Thèse de doctorat
Résumé : Computational Grids are large infrastructures composed of several components such as clusters, or massively parallel machines, generally spread across a country or the world, linked together through some network such as Internet, and allowing a transparent access to any resource. Grids have become unavoidable for a large part of the scientific community requiring computational power such as high-energy physics, bioinformatics or earth observation. Large projects are emerging, often at an international level, but even if Grids are on the way of being efficient and user-friendly systems, computer scientists and engineers still have a huge amount of work to do in order to improve their efficiency. Amongst a large number of problems to solve or to improve upon, the problem of scheduling the work and balancing the load is of first importance.
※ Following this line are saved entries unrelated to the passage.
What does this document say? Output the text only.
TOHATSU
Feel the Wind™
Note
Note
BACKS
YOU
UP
This work concentrates on the way the work is dispatched on such systems, and mainly on how the first level of scheduling – generally name brokering, or meta-sheduling – is performed. We deeply analyze the behavior of popular strategies, compare their efficiency, and propose a new very efficient brokering policy providing notable performances, attested by the large number of simulations we performed and provided in the document.
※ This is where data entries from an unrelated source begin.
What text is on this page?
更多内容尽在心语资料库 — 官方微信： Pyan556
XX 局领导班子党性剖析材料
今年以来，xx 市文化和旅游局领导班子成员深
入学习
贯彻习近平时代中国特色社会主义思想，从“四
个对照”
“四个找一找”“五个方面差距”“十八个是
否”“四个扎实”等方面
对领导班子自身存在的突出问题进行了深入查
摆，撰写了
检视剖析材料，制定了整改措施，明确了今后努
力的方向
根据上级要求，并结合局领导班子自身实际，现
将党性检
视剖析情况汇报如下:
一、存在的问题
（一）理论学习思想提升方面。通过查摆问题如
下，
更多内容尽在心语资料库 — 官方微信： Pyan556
The work is mainly split in two parts. After introducing the mathematical framework on which the following of the manuscript is based, we study systems where the grid brokering is done without any feed-back information, i.e. without knowing the current state of the clusters when the resource broker – the grid component receiving jobs from clients and performing the brokering – makes its decision. We show here how a computational grid behaves if the brokering is done is such a way that each cluster receives a quantity of work proportional to its computational capacity.
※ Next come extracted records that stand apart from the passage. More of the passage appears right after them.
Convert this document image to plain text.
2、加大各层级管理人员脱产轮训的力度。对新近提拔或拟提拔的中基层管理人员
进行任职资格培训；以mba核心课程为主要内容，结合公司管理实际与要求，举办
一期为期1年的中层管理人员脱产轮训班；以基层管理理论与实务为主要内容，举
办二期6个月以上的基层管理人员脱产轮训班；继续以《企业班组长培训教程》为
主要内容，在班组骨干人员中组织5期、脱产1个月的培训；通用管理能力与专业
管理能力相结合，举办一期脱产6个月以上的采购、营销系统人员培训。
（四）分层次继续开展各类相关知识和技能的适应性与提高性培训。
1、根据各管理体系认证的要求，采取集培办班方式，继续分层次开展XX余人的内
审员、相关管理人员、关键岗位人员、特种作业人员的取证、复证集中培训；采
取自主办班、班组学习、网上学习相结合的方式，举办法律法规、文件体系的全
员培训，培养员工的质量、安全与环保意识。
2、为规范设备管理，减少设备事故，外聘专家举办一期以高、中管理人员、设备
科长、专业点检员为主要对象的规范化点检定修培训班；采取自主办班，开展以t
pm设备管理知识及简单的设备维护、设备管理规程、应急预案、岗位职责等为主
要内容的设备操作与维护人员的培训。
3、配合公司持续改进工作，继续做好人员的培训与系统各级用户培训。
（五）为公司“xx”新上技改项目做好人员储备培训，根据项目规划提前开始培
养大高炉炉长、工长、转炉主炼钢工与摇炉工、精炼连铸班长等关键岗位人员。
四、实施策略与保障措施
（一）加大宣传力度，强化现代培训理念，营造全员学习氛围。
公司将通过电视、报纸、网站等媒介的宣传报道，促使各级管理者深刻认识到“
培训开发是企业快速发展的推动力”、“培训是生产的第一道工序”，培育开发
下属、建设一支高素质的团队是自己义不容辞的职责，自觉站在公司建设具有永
The second part of this work is rather independent from the first one, and consists in the presentation of a brokering strategy, based on Whittle's indices, trying to minimize as much as possible the average sojourn time of jobs. We show how efficient the proposed strategy is for computational grids, compared to the ones popular in production systems. We also show its robustness to several parameter changes, and provide several very efficient algorithms allowing to make the required computations for this index policy. We finally extend our model in several directions.